Appendix: Intermediate angles for the Delta robot

This appendix describes how to compute the two intermediate angles for each articulated arm of the Delta robot, \(\theta _{2i}\) and \(\theta _{3i}\), as shown in Fig. 7. Therefore, 6 angles must be computed, starting with the definition of the Cartesian coordinates of each connection point (\(c_i\)) between the end-effector and the parallelogram arms, relative to the frame of the corresponding rotational joint.

$$\begin{aligned} c_{1x}= & {} x + h - r \end{aligned}$$

(38)

$$\begin{aligned} c_{1y}= & {} y \end{aligned}$$

(39)

$$\begin{aligned} c_{2x}= & {} - \dfrac{x}{2} + \dfrac{\sqrt{3}}{2} y + h - r \end{aligned}$$

(40)

$$\begin{aligned} c_{2y}= & {} - \dfrac{\sqrt{3}}{2} x - \dfrac{y}{2} \end{aligned}$$

(41)

$$\begin{aligned} c_{3x}= & {} - \dfrac{x}{2} - \dfrac{\sqrt{3}}{2} y + h - r \end{aligned}$$

(42)

$$\begin{aligned} c_{3y}= & {} \dfrac{\sqrt{3}}{2} x - \dfrac{y}{2} \end{aligned}$$

(43)

Fig. 7

Intermediate angles of the Delta robot, shown on left-side and front views.

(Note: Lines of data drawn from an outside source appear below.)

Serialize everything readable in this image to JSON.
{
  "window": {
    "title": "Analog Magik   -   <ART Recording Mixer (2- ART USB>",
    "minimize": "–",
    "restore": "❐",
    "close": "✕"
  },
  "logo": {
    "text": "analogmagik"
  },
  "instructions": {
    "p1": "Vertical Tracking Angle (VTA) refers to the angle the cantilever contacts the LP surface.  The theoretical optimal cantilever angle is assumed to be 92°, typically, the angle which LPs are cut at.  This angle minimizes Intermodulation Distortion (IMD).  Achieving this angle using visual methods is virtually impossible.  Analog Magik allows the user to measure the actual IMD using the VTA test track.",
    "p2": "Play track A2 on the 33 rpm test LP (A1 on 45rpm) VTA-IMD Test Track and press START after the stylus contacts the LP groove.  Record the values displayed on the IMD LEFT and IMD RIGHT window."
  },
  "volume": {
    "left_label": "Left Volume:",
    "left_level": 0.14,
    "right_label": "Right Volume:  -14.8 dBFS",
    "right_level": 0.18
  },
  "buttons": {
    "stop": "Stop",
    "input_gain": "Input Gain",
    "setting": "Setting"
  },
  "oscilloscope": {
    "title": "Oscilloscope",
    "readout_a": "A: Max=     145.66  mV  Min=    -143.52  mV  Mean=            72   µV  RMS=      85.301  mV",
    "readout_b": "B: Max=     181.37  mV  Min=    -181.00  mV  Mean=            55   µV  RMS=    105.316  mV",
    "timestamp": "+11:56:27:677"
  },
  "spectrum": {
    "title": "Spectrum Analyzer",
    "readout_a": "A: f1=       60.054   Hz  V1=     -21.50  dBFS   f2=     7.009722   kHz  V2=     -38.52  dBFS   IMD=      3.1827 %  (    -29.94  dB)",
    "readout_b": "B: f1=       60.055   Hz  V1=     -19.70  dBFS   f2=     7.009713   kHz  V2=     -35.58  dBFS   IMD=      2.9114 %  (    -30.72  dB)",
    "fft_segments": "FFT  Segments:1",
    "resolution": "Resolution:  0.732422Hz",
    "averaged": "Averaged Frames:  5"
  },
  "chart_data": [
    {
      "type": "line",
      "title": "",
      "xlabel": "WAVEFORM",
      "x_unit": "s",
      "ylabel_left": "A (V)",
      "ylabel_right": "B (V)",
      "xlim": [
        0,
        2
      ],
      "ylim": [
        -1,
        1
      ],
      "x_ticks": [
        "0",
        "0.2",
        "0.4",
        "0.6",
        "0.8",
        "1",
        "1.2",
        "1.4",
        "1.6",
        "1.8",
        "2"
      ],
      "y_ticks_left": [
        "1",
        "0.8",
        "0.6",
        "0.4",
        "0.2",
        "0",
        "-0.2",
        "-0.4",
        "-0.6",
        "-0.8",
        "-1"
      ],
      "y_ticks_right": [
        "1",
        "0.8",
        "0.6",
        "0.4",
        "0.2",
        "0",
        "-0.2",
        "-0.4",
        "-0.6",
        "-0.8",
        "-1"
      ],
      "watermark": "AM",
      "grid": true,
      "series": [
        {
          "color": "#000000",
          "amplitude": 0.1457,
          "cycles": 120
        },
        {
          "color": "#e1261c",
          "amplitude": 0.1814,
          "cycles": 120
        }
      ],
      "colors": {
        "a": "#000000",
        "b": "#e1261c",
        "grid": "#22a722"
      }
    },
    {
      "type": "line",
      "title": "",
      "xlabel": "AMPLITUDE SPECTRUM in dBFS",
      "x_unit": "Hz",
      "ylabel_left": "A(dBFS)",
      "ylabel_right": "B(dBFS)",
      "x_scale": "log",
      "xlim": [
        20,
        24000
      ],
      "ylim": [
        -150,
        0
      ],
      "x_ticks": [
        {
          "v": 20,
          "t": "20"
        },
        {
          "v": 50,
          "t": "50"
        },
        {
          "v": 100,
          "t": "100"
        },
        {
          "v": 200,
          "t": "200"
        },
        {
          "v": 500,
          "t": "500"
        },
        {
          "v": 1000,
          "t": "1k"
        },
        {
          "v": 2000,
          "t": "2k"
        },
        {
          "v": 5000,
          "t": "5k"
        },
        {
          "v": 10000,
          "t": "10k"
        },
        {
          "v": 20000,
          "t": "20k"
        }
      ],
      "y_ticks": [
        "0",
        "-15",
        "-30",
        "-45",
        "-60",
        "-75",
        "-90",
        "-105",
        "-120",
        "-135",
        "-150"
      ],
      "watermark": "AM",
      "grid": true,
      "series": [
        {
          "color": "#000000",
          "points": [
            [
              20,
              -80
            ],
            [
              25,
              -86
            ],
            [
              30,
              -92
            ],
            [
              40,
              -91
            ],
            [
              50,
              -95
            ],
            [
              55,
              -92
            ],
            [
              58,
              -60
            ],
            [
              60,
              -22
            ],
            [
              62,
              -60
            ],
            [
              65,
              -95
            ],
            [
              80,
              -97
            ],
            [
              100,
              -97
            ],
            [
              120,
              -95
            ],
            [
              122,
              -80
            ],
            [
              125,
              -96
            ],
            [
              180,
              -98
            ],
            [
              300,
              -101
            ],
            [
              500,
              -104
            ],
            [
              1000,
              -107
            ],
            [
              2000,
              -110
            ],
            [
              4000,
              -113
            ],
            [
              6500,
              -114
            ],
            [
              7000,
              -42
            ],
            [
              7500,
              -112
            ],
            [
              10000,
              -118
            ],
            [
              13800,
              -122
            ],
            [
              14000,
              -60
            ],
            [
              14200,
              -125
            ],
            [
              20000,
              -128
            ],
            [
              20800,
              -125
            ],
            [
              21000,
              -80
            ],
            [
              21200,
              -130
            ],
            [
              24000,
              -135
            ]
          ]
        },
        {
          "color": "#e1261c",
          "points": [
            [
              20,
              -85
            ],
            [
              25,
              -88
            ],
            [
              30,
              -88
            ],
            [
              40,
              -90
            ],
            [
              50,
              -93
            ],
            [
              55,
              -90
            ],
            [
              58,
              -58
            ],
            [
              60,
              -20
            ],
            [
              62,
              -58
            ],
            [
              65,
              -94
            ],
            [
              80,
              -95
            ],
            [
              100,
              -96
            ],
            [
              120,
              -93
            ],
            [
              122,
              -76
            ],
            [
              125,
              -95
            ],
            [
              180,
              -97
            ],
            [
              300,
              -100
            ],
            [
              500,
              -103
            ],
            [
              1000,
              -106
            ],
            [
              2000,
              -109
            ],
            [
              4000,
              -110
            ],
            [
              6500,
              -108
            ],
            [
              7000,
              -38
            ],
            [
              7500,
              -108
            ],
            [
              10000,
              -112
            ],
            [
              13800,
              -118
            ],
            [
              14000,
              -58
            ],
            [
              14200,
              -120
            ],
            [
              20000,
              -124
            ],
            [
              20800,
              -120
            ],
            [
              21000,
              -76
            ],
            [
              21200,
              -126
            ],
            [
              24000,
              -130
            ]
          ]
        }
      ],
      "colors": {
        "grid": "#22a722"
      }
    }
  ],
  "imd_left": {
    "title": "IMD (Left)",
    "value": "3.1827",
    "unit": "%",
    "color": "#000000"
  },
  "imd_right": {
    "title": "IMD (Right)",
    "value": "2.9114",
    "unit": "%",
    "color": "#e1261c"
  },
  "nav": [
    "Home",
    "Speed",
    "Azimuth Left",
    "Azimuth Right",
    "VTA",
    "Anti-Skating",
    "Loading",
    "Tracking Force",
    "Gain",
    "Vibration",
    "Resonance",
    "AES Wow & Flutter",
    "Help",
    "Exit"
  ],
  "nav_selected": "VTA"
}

The position of the connection point \(c_i\) between the end-effector and the parallelogram arm is also highlighted

Intermediate angles are then computed with the following two relations. The default contradomain of \(\cos ^{-1}\), from 0 to \(\pi \), is compatible with the definition depicted in Fig. 7.

$$\begin{aligned} \theta _{3i}= & {} \cos ^{-1} \left( \dfrac{c_{iy}}{b} \right) \end{aligned}$$

(44)

$$\begin{aligned} \theta _{2i}= & {} \cos ^{-1} \left( \dfrac{c_{ix}^2 + c_{iy}^2 + z^2 - a^2 - b^2}{2ab \sin {\theta _{3i}}} \right) \end{aligned}$$

(45)

After computing \(\theta _{2i}\) and \(\theta _{3i}\) for each articulated arm, it is possible to compute both intermediate Jacobian matrices, as described in Sect. 3.2 of the main manuscript.